My parents both have fillings in almost every tooth, my sister and I have none. Neither of us did anything particularly special, my parents were quite strict about sugar (for the UK in the 80s/90s) and we brushed our teeth twice a day. I never flossed regularly, though I have started doing it more in the last few years.

  • bjourne 2 days ago

    Fluoridated drinking water may explain the difference.

  • dtech 2 days ago

    Your parents probably weren't brushing with fluoride toothpaste when they were young, since it only became near-universal in the late 60s in UK.

  • asdff 2 days ago

    Kids ate like crap in the 60s and 70s. Everyone in my family from that generation has dental issues. Both sides of the family. Just from drinking soda like its water.

    • ccppurcell 2 days ago

      Yes this is exactly my point. Simple lifestyle changes are really all that's necessary. I still see kids walking around drinking soda, I have to fight tooth and nail to prevent my little one from being given sweets and fizzy drinks on an almost daily basis (we moved to Czech republic, I don't want to be rude about my adopted home but the truth is they are quite behind on children's health and nutrition)

  • Cthulhu_ 2 days ago

    Fluoride treatments at the dentist and fluoridated tooth paste are a big factor in my area. A commenter also mentioned fluoridated water, which had the same objective, but it causes demineralization of teeth (fluorosis) and possibly behavioural / hormonal changes (https://www.ncbi.nlm.nih.gov/pmc/articles/PMC6520156/, https://www.sciencedirect.com/science/article/pii/S001393512..., https://ec.europa.eu/health/scientific_committees/opinions_l... ). I'm glad fluoridization of water isn't a thing where I live.

    • malfist 2 days ago

      First, fluorosis isn't demineralization of teeth, it's hypermineralization, way on the other side of the spectrum.

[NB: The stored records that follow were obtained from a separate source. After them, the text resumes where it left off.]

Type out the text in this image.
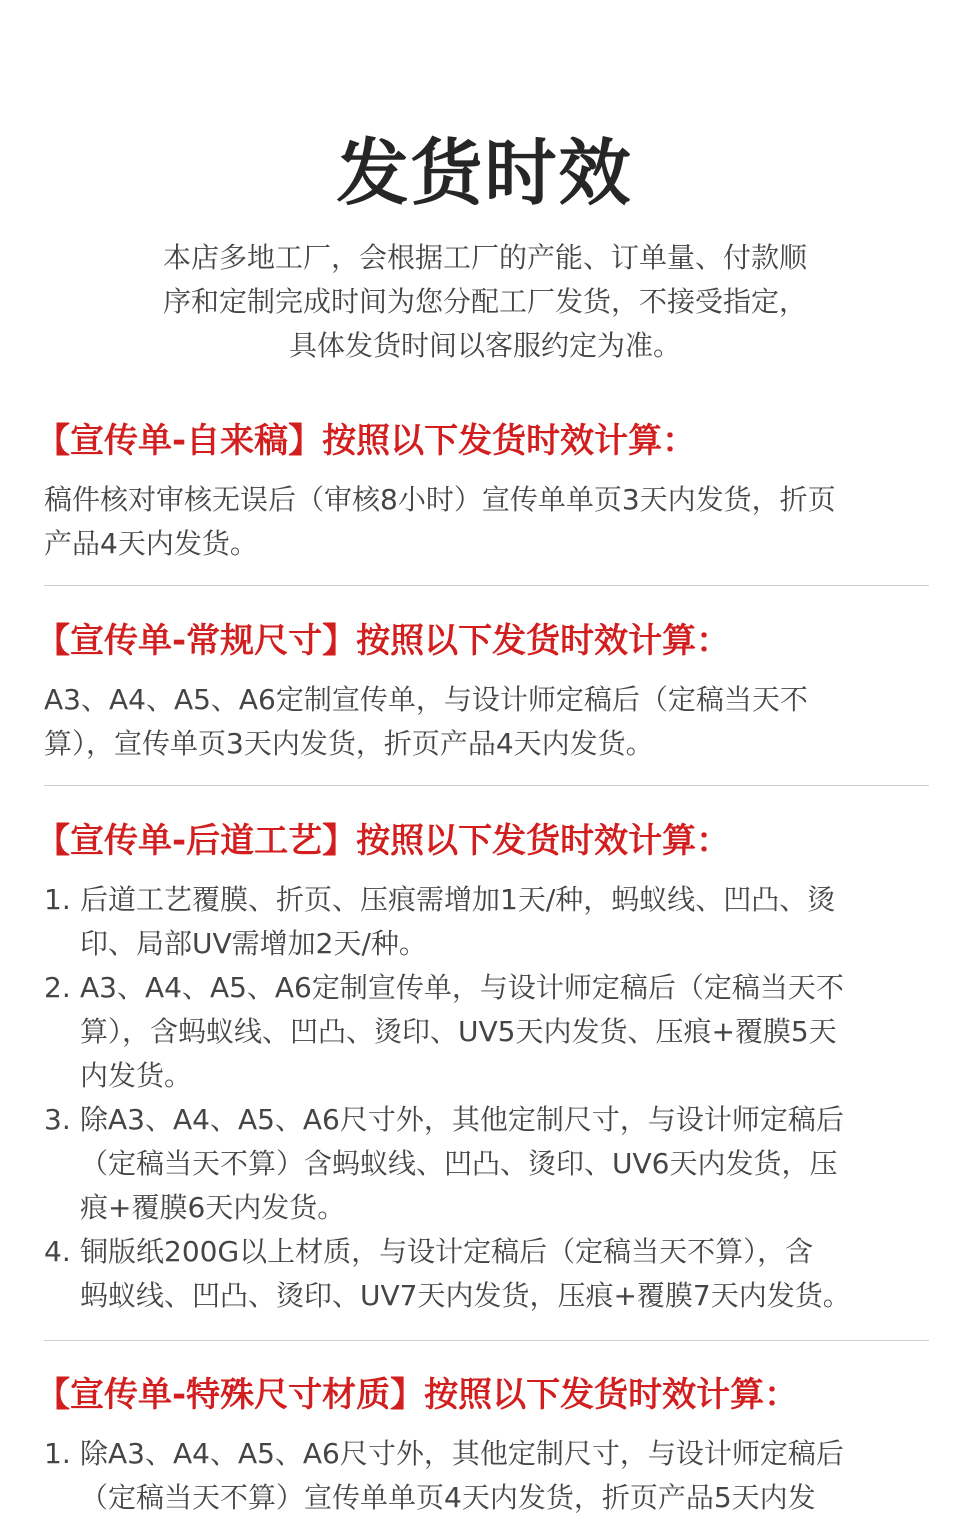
发货时效

本店多地工厂，会根据工厂的产能、订单量、付款顺

序和定制完成时间为您分配工厂发货，不接受指定，

具体发货时间以客服约定为准。

【宣传单-自来稿】按照以下发货时效计算：
稿件核对审核无误后（审核8小时）宣传单单页3天内发货，折页
产品4天内发货。
【宣传单-常规尺寸】按照以下发货时效计算：
A3、A4、A5、A6定制宣传单，与设计师定稿后（定稿当天不
算），宣传单页3天内发货，折页产品4天内发货。
【宣传单-后道工艺】按照以下发货时效计算：
1. 后道工艺覆膜、折页、压痕需增加1天/种，蚂蚁线、凹凸、烫
印、局部UV需增加2天/种。
2. A3、A4、A5、A6定制宣传单，与设计师定稿后（定稿当天不
算），含蚂蚁线、凹凸、烫印、UV5天内发货、压痕+覆膜5天
内发货。
3. 除A3、A4、A5、A6尺寸外，其他定制尺寸，与设计师定稿后
（定稿当天不算）含蚂蚁线、凹凸、烫印、UV6天内发货，压
痕+覆膜6天内发货。
4. 铜版纸200G以上材质，与设计定稿后（定稿当天不算），含
蚂蚁线、凹凸、烫印、UV7天内发货，压痕+覆膜7天内发货。
【宣传单-特殊尺寸材质】按照以下发货时效计算：
1. 除A3、A4、A5、A6尺寸外，其他定制尺寸，与设计师定稿后
（定稿当天不算）宣传单单页4天内发货，折页产品5天内发
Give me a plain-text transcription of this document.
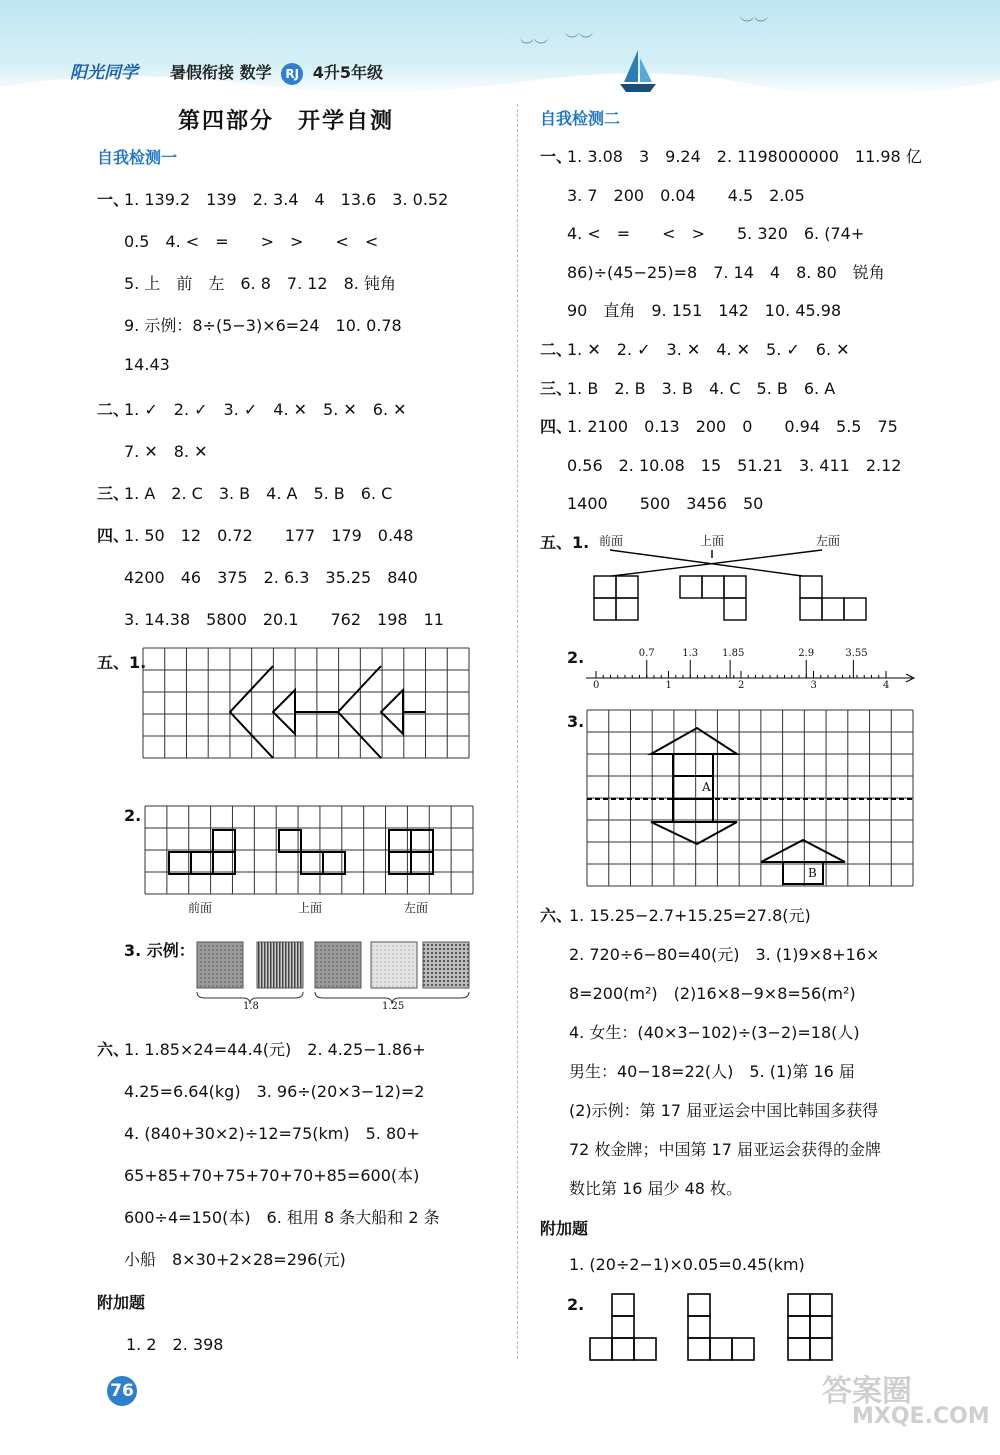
阳光同学 暑假衔接 数学 RJ 4升5年级
︶︶ ︶︶
︶︶
第四部分　开学自测
自我检测一
一、
1. 139.2　139　2. 3.4　4　13.6　3. 0.52
0.5　4. <　=　　>　>　　<　<
5. 上　前　左　6. 8　7. 12　8. 钝角
9. 示例：8÷(5−3)×6=24　10. 0.78
14.43
二、
1. ✓　2. ✓　3. ✓　4. ✕　5. ✕　6. ✕
7. ✕　8. ✕
三、
1. A　2. C　3. B　4. A　5. B　6. C
四、
1. 50　12　0.72　　177　179　0.48
4200　46　375　2. 6.3　35.25　840
3. 14.38　5800　20.1　　762　198　11
五、1.
2.
前面	上面	左面
3. 示例：
1.8	1.25
六、
1. 1.85×24=44.4(元)　2. 4.25−1.86+
4.25=6.64(kg)　3. 96÷(20×3−12)=2
4. (840+30×2)÷12=75(km)　5. 80+
65+85+70+75+70+70+85=600(本)
600÷4=150(本)　6. 租用 8 条大船和 2 条
小船　8×30+2×28=296(元)
附加题
1. 2　2. 398
自我检测二
一、
1. 3.08　3　9.24　2. 1198000000　11.98 亿
3. 7　200　0.04　　4.5　2.05
4. <　=　　<　>　　5. 320　6. (74+
86)÷(45−25)=8　7. 14　4　8. 80　锐角
90　直角　9. 151　142　10. 45.98
二、
1. ✕　2. ✓　3. ✕　4. ✕　5. ✓　6. ✕
三、
1. B　2. B　3. B　4. C　5. B　6. A
四、
1. 2100　0.13　200　0　　0.94　5.5　75
0.56　2. 10.08　15　51.21　3. 411　2.12
1400　　500　3456　50
五、1. 前面	上面	左面
2.
0	1	2	3	4
0.7	1.3 1.85	2.9	3.55
3.
A
B
六、
1. 15.25−2.7+15.25=27.8(元)
2. 720÷6−80=40(元)　3. (1)9×8+16×
8=200(m²)　(2)16×8−9×8=56(m²)
4. 女生：(40×3−102)÷(3−2)=18(人)
男生：40−18=22(人)　5. (1)第 16 届
(2)示例：第 17 届亚运会中国比韩国多获得
72 枚金牌；中国第 17 届亚运会获得的金牌
数比第 16 届少 48 枚。
附加题
1. (20÷2−1)×0.05=0.45(km)
2.
76	答案圈
MXQE.COM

      Second, you'll get water poisoning before you'd get fluorosis from tap water. I challenge you to find anyone who has gotten fluorosis from tap water alone

      • monknomo 2 days ago

        So long as the tap water is correctly treated, it's not going to give you fluorosis, but in the event the plant breaks and no one is testing the water, it can happen

        https://www.adn.com/alaska-news/article/where-water-turned-d...

        • malfist a day ago

          Sure, their can be industrial accidents. But just because some company made a radiation therapy device that accidentally fataly irradiated people, doesn't mean that radiation isn't an effective treatment for cancer

    • Suppafly 19 hours ago

      Anti-fluoride people say the weirdest things.

    • nedrylandJP 2 days ago

      "Have you ever seen a commie drink a glass of water?"

Salgat 2 days ago

What's interesting is that there is no strong proof that flossing actually helps. The U.S. Health department had to take down their recommendation to floss because they couldn't produce evidence of its efficacy.

csallen 2 days ago

Your heart's in the right place, but these videos are hard to watch.

  • nothrabannosir 2 days ago

    Which one? I was looking forward to some awkwardness but all I can find are tutorials on teeth hygiene.

    • ttrmw 2 days ago

      Dunno that it's awkwardness so much as the discomfort of watching someone with pretty messed up teeth forcing too-large ID brushes in between them

      • mishu2 2 days ago

        Thank you all very much for the feedback, it gives me a new perspective on things. We wanted to show a real case, rather than animations, because we thought it would be clearer for our patients; but we are probably desensitized to watching stuff like this. Would you prefer to see a 3D animation instead, or something else?

      • csallen 2 days ago

        This exactly. I don't think the average person is as comfortable as a medical professional at starting at videos/images of messed up teeth, injuries, disease, etc. It's not exactly what we want to stare at when learning.

tmaly 2 days ago

I would be curious to know if you have any knowledge from older books on how diets affected the bacteria in the mouth?